Advice for improving home network setup - what to replace or buy?

  • Hello,


    I would be really grateful for some advice on what to do to improve my setup.


    Here is what I currently have:


    NAS

    G1840
    MSI B85M-E45
    12GB RAM (2x4GB and 2x2GB)
    1 x 64GB Crucial M4 SSD - for OMV
    2 x 2TB Samsung F4 Harddrives
    1 x 6TB WD Red Harddrive
    Superflower Golden Green 350w PSU
    Xigmatek Midgard Tower with 1 x 140mm exhaust fan and 1 x 120mm intake fan.


    Desktop PC


    i3-2105
    MSI H61MA-E35
    Antec NSK2480 Case
    2 x 4GB RAM
    60GB Sandisk Ultra SSD (for Linux Mint)
    12GB Samsung SSD (for Windows)
    1 TB Samsung F3 Spinpoint (for general use)
    1TB Samsung F1 Spinpoint (for backup)
    Antect High Current Gamer PSU

    Spare parts

    Antec Earthwatts 380w PSU
    3.5" IDE 500GB HDD
    2.5" SATA 500GB HDD


    Everything is connected via a gigabit switch.


    The NAS runs OMV4 and uses TVHeadend and a Digbit R1 SAT>IP server to make and server recordings to 4 raspberry Pis on the network. Kodi watched statuses are stored on the NAS via MYSQL.


    Now to my problem:


    1. I have virtually no backup provisions in place (very unwise, I know).


    What I currently have is a folder (just shy of 1TB data) on my NAS, that contains all my irreplaceable stuff - photos etc.


    I mirror this folder to the F1 Spinpoint in my desktop by simply adding a copy of a file to both at the same time.


    Everything else on my NAS is not backed up - potentially, lots of recordings and other media to lose.


    2. My NAS is big, slightly noisy and uses up more electricity than I would perhaps like. It is left on 24/7.
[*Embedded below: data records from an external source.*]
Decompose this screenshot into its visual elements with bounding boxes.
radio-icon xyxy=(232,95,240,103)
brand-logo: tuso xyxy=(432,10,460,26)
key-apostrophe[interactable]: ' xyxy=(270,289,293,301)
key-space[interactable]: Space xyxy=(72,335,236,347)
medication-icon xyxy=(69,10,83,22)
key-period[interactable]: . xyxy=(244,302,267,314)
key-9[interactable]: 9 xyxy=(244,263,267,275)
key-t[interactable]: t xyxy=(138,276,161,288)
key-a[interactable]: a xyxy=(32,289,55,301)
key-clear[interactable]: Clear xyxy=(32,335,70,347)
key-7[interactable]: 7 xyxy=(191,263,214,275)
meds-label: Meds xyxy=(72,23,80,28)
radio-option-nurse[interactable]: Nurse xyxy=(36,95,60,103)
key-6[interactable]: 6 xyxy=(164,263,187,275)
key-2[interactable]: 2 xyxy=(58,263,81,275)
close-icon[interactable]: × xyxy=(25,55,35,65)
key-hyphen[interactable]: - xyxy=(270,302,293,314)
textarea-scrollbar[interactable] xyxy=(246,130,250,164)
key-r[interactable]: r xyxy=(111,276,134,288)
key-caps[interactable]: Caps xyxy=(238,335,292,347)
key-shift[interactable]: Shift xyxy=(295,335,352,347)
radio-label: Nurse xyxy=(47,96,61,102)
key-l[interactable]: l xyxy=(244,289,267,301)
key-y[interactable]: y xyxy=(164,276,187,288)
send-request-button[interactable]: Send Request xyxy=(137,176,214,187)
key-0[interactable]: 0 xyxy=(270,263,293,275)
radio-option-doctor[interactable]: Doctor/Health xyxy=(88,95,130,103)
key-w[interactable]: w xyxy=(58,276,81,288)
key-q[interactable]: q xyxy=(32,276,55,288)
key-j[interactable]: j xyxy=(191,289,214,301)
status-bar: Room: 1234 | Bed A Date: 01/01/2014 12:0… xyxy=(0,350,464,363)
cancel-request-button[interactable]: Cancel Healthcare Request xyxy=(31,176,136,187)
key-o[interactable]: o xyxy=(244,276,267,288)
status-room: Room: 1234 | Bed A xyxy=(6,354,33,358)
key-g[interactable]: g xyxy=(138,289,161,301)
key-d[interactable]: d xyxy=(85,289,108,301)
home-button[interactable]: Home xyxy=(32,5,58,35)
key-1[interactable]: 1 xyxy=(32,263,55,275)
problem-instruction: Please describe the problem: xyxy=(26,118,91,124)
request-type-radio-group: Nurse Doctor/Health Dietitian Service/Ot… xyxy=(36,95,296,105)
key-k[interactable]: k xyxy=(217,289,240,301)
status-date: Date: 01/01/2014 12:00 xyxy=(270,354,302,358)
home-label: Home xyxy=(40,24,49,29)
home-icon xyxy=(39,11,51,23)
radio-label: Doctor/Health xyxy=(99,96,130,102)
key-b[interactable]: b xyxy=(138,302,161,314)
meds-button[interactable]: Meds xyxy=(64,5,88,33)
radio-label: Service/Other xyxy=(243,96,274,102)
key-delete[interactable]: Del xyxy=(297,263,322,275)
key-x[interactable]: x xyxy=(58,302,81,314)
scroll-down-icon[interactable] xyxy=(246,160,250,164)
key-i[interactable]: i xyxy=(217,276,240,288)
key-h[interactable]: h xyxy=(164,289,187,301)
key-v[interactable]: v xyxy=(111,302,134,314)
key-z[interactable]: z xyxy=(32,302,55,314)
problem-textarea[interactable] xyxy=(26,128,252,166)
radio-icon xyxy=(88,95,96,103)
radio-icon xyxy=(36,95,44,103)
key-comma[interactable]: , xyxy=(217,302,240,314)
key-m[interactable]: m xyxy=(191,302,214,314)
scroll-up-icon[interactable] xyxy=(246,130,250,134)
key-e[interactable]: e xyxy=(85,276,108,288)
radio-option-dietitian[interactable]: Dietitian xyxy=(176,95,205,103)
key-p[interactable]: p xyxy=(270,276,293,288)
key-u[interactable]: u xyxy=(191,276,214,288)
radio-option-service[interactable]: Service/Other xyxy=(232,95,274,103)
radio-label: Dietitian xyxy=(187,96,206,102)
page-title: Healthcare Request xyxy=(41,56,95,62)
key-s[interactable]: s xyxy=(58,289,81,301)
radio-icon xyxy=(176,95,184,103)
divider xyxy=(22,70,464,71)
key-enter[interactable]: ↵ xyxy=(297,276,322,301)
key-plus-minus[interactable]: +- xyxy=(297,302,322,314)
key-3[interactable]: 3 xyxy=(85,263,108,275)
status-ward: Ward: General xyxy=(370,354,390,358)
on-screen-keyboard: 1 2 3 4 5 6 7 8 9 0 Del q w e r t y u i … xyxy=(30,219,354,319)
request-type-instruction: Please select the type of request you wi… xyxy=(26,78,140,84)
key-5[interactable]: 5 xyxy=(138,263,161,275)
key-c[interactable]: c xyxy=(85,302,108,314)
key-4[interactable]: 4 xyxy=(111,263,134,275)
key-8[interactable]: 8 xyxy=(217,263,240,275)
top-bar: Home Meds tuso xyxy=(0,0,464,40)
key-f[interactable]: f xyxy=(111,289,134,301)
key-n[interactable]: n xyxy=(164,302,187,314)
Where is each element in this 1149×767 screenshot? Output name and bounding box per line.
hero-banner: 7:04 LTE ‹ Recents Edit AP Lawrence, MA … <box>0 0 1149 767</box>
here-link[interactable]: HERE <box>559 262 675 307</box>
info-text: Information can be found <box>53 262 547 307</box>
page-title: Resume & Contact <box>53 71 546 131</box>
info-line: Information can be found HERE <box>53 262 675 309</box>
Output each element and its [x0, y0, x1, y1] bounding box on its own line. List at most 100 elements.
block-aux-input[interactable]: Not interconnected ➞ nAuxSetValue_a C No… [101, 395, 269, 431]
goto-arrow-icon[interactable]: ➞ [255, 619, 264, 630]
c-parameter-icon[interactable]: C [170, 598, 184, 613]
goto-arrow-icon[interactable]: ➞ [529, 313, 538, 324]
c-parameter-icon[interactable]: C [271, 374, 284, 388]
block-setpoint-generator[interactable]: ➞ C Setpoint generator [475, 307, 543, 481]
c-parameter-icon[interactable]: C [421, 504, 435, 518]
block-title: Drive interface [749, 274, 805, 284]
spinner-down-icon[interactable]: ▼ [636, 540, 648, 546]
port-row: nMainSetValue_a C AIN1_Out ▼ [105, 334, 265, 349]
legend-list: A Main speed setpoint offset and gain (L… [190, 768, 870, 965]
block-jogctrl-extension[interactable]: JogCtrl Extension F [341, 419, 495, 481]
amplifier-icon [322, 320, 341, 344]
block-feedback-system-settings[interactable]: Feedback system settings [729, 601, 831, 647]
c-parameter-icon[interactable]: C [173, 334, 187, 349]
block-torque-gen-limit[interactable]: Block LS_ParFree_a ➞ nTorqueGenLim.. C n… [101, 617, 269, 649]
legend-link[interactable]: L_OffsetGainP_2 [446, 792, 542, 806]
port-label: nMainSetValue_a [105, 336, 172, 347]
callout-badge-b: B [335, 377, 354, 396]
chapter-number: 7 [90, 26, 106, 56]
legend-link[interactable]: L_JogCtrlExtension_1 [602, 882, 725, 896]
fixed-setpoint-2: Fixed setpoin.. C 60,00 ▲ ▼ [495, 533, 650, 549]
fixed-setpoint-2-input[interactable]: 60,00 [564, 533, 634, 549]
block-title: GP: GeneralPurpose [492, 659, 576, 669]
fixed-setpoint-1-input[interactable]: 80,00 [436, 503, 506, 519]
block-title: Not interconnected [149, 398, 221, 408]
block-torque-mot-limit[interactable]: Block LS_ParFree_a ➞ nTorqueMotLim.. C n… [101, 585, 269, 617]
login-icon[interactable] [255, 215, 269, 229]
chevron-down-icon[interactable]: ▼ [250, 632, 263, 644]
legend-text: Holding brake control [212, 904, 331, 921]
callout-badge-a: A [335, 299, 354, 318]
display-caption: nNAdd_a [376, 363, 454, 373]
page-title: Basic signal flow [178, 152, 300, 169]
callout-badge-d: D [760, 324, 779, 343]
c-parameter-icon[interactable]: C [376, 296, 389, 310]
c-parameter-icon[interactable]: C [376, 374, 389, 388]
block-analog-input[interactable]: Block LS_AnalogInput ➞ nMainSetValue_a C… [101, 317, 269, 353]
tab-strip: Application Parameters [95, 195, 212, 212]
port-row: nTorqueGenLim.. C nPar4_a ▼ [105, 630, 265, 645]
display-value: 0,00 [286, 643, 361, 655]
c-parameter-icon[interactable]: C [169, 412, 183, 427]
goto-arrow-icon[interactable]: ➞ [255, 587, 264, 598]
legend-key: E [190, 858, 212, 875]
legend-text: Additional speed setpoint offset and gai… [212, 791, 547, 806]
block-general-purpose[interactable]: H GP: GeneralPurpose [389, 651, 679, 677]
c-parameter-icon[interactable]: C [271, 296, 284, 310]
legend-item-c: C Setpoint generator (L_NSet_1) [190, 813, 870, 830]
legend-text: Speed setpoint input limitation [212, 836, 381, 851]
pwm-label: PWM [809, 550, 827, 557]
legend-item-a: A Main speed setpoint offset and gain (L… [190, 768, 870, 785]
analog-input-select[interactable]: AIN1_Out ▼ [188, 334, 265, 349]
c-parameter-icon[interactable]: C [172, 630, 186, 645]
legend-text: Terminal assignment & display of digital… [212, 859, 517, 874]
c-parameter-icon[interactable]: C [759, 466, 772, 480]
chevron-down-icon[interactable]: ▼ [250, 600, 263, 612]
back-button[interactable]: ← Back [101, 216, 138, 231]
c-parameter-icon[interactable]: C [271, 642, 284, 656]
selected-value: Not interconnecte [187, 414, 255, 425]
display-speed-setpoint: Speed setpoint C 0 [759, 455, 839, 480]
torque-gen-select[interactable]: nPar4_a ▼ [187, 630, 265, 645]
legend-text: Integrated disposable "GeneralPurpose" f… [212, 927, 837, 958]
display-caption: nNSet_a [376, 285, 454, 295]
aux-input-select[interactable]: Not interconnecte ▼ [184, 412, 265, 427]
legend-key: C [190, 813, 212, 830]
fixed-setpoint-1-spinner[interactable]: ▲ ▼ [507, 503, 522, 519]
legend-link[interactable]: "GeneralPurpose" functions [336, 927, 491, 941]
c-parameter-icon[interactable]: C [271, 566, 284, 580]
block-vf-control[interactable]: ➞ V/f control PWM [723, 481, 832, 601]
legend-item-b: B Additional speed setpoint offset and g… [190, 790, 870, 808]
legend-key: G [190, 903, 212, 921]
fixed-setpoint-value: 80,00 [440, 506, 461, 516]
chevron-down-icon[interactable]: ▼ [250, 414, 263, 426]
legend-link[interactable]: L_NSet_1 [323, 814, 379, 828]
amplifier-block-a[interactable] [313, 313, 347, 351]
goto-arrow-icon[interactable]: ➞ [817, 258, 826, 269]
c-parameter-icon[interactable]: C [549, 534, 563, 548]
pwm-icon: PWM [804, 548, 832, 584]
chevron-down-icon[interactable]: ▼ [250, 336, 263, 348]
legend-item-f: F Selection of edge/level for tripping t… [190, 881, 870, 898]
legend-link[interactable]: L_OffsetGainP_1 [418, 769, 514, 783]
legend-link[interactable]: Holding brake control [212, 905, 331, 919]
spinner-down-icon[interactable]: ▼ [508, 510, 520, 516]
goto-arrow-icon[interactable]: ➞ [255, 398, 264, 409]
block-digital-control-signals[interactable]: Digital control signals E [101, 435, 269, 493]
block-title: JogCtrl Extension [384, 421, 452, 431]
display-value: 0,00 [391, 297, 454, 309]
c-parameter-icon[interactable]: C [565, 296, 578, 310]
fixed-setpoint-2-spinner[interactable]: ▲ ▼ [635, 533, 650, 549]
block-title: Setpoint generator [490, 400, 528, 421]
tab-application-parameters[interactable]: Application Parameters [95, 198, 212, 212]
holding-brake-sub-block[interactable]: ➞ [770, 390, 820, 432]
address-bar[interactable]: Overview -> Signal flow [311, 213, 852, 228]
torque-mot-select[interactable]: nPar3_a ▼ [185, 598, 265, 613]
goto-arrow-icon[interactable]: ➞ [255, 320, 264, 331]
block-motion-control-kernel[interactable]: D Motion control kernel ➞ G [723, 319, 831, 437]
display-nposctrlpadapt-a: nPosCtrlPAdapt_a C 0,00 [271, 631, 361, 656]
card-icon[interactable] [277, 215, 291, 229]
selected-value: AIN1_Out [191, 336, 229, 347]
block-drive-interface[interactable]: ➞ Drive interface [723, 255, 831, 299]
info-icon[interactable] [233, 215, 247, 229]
    tkaiser has become a bit of hero of mine, on here, as I love his thoughts on using ARM devices that use a fraction of the space and electricity that regular servers do.


    What to do?


    My intial reaction is to build a small, more efficient NAS and then convert the current NAS into a backup server.


    I would buy a new 4TB Hard drive and put this , the 6TB HDD and the SSD into the new system.


    The backup server would then have the following storage for backups:


    2 x 2TB,
    1 x 1 TB
    2 x 500GB


    Which should be enough to backup most of my NAS data.


    My question, therefore, is firstly whether this is a good approach at all and, if so, what replacement NAS hardware should I go for?


    Should I go with an ARM device - something by Odroid or Pine64, for example, or perhaps a mini-itx build with a passive CPU?


    Any advice would be very much appreciated.

  • Should I go with an ARM device

    The problem is that most of them are only good for single disk operation (one of the exceptions is Helios4 or those boards which can be combined with a multiport SATA adapter -- but then you should also look at an HP Microserver since most probably the better and cheaper variant). If I were you I would most probably choose for the productive NAS an ODROID HC2 combined with a 10 TB HDD.


    If you want to allow the drive to sleep when inactive I would choose the cheapest drive with 5 years warranty (most probably Seagate Exos), if the disk should rotate 24/7 I would look at one staying below 3W in idle (most probably a WD RED Pro). For me warranty is more important than anything else (especially no bogus statistics made by Backblaze marketing folks) but others are fine with just 3 years and then it looks like this (still below 3W idle).


    Your current NAS then becomes the backup NAS using all drives as one large pool (mergerfs, btrfs multi disk, whatever), powers on every 24 hours to receive an incremental backup (implementing then VERSIONING -- your current approach is NOT backup!) and then powers off again.